Irvine, Calif., Dec. 8, 2022 — The National Academy of Inventors has named two University of California, Irvine researchers as fellows for 2022. Philip Felgner, a pioneer in the development of lifesaving mRNA vaccines, and Payam Heydari, a prolific creator of cutting-edge microelectronics technologies, were both recognized for inventions that have made tangible impact on quality of life, economic development and the welfare of society.
“Congratulations to Professors Philip Felgner and Payam Heydari on being named fellows by the National Academy of Inventors,” said UCI Provost and Executive Vice Chancellor Hal Stern. “This recognition highlights the creativity and innovation happening at UCI. Dr. Felgner’s work to support the development of vaccines and Dr. Heydari’s innovations in integrated circuit development have had major impacts on society.”
Felgner, a professor in residence of physiology & biophysics, directs UCI’s Vaccine Research and Development Center. With nearly four decades of experience in researching vaccines, gene therapies, drug delivery and epidemiology, Felgner holds 53 issued U.S. patents and 56 foreign patents; 14 total have been licensed. He pioneered a technology used in developing messenger RNA vaccines to help prevent a range of diseases, including COVID-19 and HIV. The approach may also be applicable to treating cancer, Alzheimer’s disease and genetic disorders such as sickle cell disease. Felgner won the 2022 Robert Koch Prize and Spain’s Princess of Asturias Award for Technical and Scientific Research for his contributions to the creation of mRNA vaccines.
“I am honored to have been elected as a fellow to the National Academy of Inventors,” Felgner said. “Inventions are vital to the ongoing growth, development and protection of human society, and I am proud that my own contributions are being recognized.”
Heydari, a Chancellor’s Professor of electrical engineering & computer science, is director of UCI’s Nanoscale Communication Integrated Circuits laboratory. The research group he leads has made ground-breaking innovations in the design of radio frequency, millimeter wave and terahertz integrated microchips. In a time when the semiconductor field is coming up to the limits of Moore’s Law, Heydari’s techniques and chip architectures have pushed silicon-based integrated circuits to unprecedented levels of speed and performance. His work has transformed wireless communications infrastructure, scientific imaging and sensing and the interface of electronics with living tissues, including the brain and central nervous system.

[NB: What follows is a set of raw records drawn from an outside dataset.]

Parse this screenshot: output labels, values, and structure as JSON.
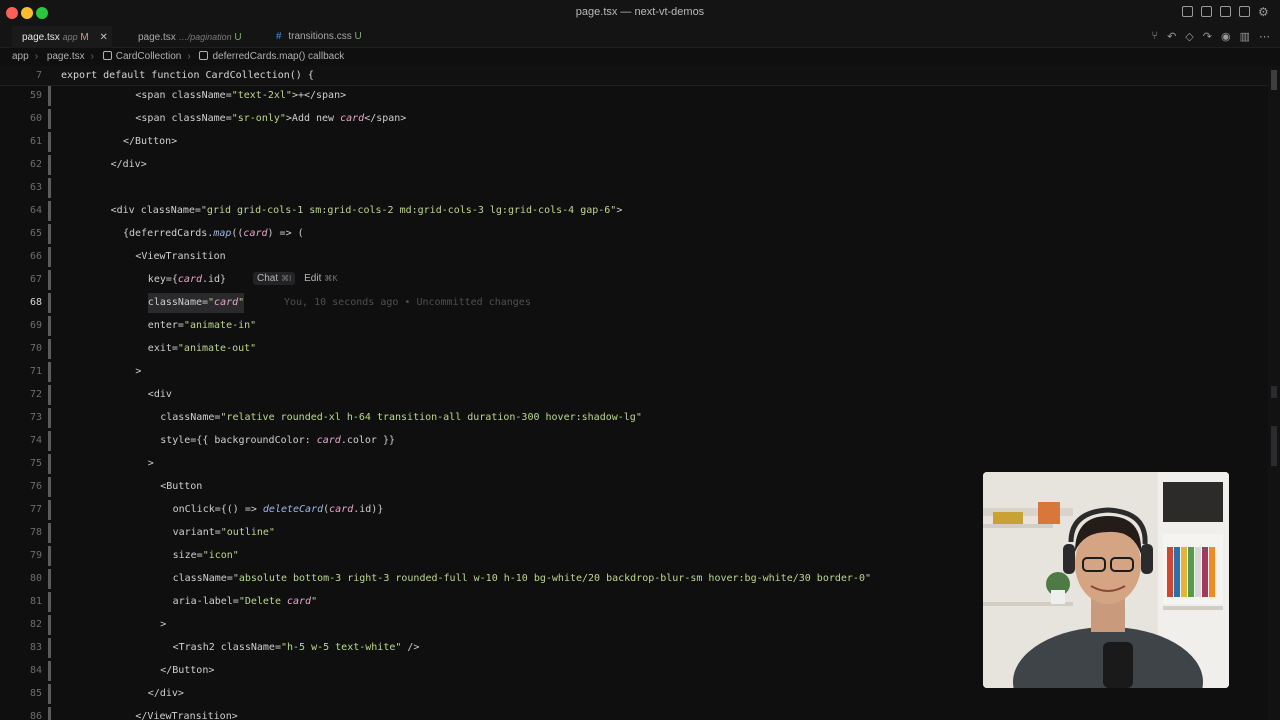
{
  "window": {
    "title": "page.tsx — next-vt-demos"
  },
  "tabs": [
    {
      "name": "page.tsx",
      "desc": "app",
      "status": "M",
      "active": true
    },
    {
      "name": "page.tsx",
      "desc": "…/pagination",
      "status": "U",
      "active": false
    },
    {
      "name": "transitions.css",
      "desc": "",
      "status": "U",
      "active": false
    }
  ],
  "breadcrumb": [
    "app",
    "page.tsx",
    "CardCollection",
    "deferredCards.map() callback"
  ],
  "sticky": {
    "line": "7",
    "text": "export default function CardCollection() {"
  },
  "inline_hint": {
    "chat": "Chat",
    "chat_key": "⌘I",
    "edit": "Edit",
    "edit_key": "⌘K"
  },
  "blame": "You, 10 seconds ago • Uncommitted changes",
  "current_line": "68",
  "lines": [
    {
      "n": "59",
      "t": "<span className=\"text-2xl\">+</span>"
    },
    {
      "n": "60",
      "t": "<span className=\"sr-only\">Add new card</span>"
    },
    {
      "n": "61",
      "t": "</Button>"
    },
    {
      "n": "62",
      "t": "</div>"
    },
    {
      "n": "63",
      "t": ""
    },
    {
      "n": "64",
      "t": "<div className=\"grid grid-cols-1 sm:grid-cols-2 md:grid-cols-3 lg:grid-cols-4 gap-6\">"
    },
    {
      "n": "65",
      "t": "{deferredCards.map((card) => ("
    },
    {
      "n": "66",
      "t": "<ViewTransition"
    },
    {
      "n": "67",
      "t": "key={card.id}"
    },
    {
      "n": "68",
      "t": "className=\"card\""
    },
    {
      "n": "69",
      "t": "enter=\"animate-in\""
    },
    {
      "n": "70",
      "t": "exit=\"animate-out\""
    },
    {
      "n": "71",
      "t": ">"
    },
    {
      "n": "72",
      "t": "<div"
    },
    {
      "n": "73",
      "t": "className=\"relative rounded-xl h-64 transition-all duration-300 hover:shadow-lg\""
    },
    {
      "n": "74",
      "t": "style={{ backgroundColor: card.color }}"
    },
    {
      "n": "75",
      "t": ">"
    },
    {
      "n": "76",
      "t": "<Button"
    },
    {
      "n": "77",
      "t": "onClick={() => deleteCard(card.id)}"
    },
    {
      "n": "78",
      "t": "variant=\"outline\""
    },
    {
      "n": "79",
      "t": "size=\"icon\""
    },
    {
      "n": "80",
      "t": "className=\"absolute bottom-3 right-3 rounded-full w-10 h-10 bg-white/20 backdrop-blur-sm hover:bg-white/30 border-0\""
    },
    {
      "n": "81",
      "t": "aria-label=\"Delete card\""
    },
    {
      "n": "82",
      "t": ">"
    },
    {
      "n": "83",
      "t": "<Trash2 className=\"h-5 w-5 text-white\" />"
    },
    {
      "n": "84",
      "t": "</Button>"
    },
    {
      "n": "85",
      "t": "</div>"
    },
    {
      "n": "86",
      "t": "</ViewTransition>"
    }
  ]
}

An IEEE fellow who has published more than 180 articles, Heydari is recipient of five best paper awards and two distinguished educator awards from IEEE. He holds 20 U.S. patents, of which nine were licensed to two companies and three are currently used in commercial products.

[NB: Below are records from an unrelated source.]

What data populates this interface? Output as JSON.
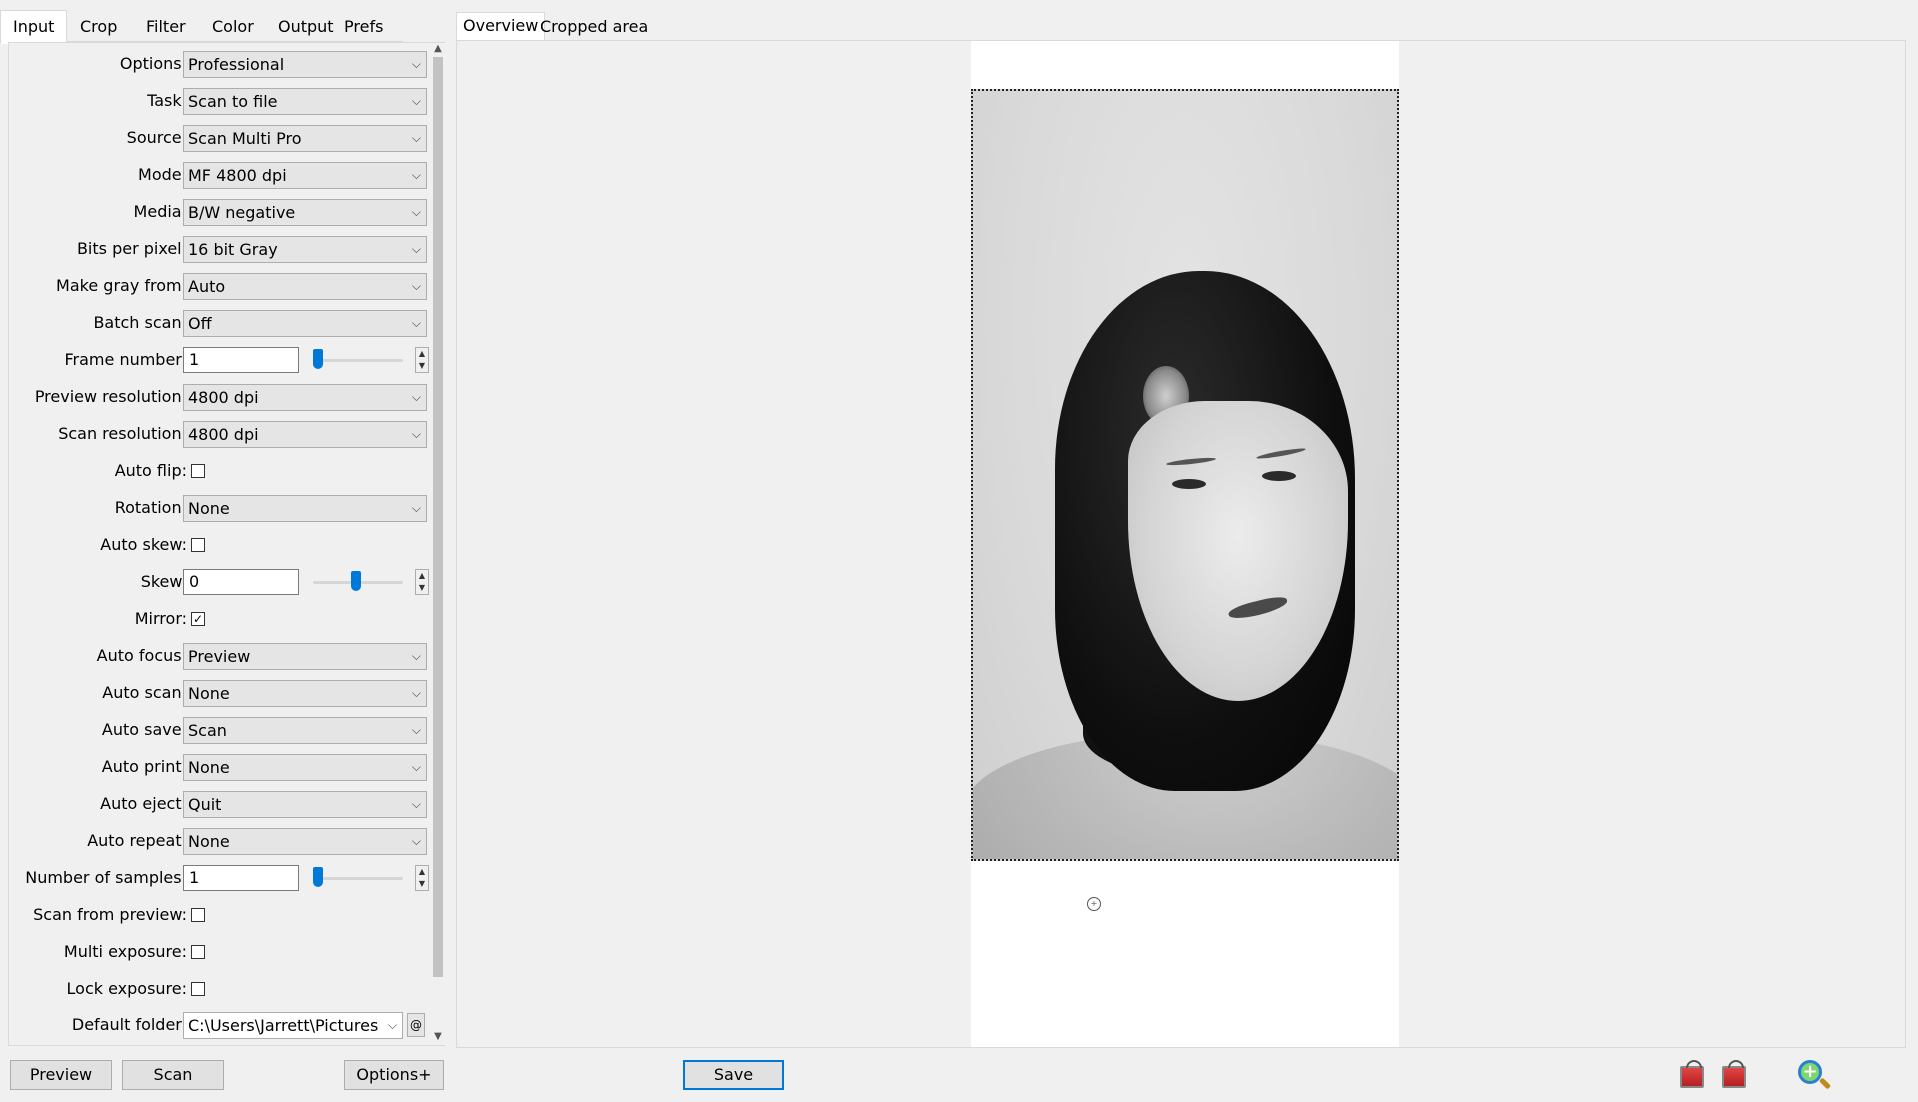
{
  "left_tabs": [
    "Input",
    "Crop",
    "Filter",
    "Color",
    "Output",
    "Prefs"
  ],
  "right_tabs": [
    "Overview",
    "Cropped area"
  ],
  "settings": {
    "options": {
      "label": "Options:",
      "value": "Professional"
    },
    "task": {
      "label": "Task:",
      "value": "Scan to file"
    },
    "source": {
      "label": "Source:",
      "value": "Scan Multi Pro"
    },
    "mode": {
      "label": "Mode:",
      "value": "MF 4800 dpi"
    },
    "media": {
      "label": "Media:",
      "value": "B/W negative"
    },
    "bits": {
      "label": "Bits per pixel:",
      "value": "16 bit Gray"
    },
    "makegray": {
      "label": "Make gray from:",
      "value": "Auto"
    },
    "batch": {
      "label": "Batch scan:",
      "value": "Off"
    },
    "frame": {
      "label": "Frame number:",
      "value": "1"
    },
    "previewres": {
      "label": "Preview resolution:",
      "value": "4800 dpi"
    },
    "scanres": {
      "label": "Scan resolution:",
      "value": "4800 dpi"
    },
    "autoflip": {
      "label": "Auto flip:",
      "checked": false
    },
    "rotation": {
      "label": "Rotation:",
      "value": "None"
    },
    "autoskew": {
      "label": "Auto skew:",
      "checked": false
    },
    "skew": {
      "label": "Skew:",
      "value": "0"
    },
    "mirror": {
      "label": "Mirror:",
      "checked": true
    },
    "autofocus": {
      "label": "Auto focus:",
      "value": "Preview"
    },
    "autoscan": {
      "label": "Auto scan:",
      "value": "None"
    },
    "autosave": {
      "label": "Auto save:",
      "value": "Scan"
    },
    "autoprint": {
      "label": "Auto print:",
      "value": "None"
    },
    "autoeject": {
      "label": "Auto eject:",
      "value": "Quit"
    },
    "autorepeat": {
      "label": "Auto repeat:",
      "value": "None"
    },
    "samples": {
      "label": "Number of samples:",
      "value": "1"
    },
    "scanfrompreview": {
      "label": "Scan from preview:",
      "checked": false
    },
    "multiexposure": {
      "label": "Multi exposure:",
      "checked": false
    },
    "lockexposure": {
      "label": "Lock exposure:",
      "checked": false
    },
    "defaultfolder": {
      "label": "Default folder:",
      "value": "C:\\Users\\Jarrett\\Pictures"
    }
  },
  "buttons": {
    "preview": "Preview",
    "scan": "Scan",
    "options_plus": "Options+",
    "save": "Save"
  },
  "icons": {
    "checkmark": "✓",
    "chevron": "⌵",
    "spin_up": "▲",
    "spin_down": "▼",
    "at": "@",
    "plus": "+"
  },
  "colors": {
    "accent": "#0078d7"
  }
}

“Contribution to cutting-edge research in microelectronics with the ultimate goal of making a positive impact on society has been my objective from day one since I started my career at UCI. I feel very fortunate to be able to guide and work with the excellent members of my group in the development of new technologies to serve the public’s computing and communications needs,” said Heydari. “Being named a fellow by the National Academy of Inventors is a great honor and a highlight of my career so far.”
UCI now has 16 National Academy of Inventors fellows and more than 670 active U.S. patents. The National Academy of Inventors Fellows Program is the organization’s highest professional distinction awarded solely to academic inventors.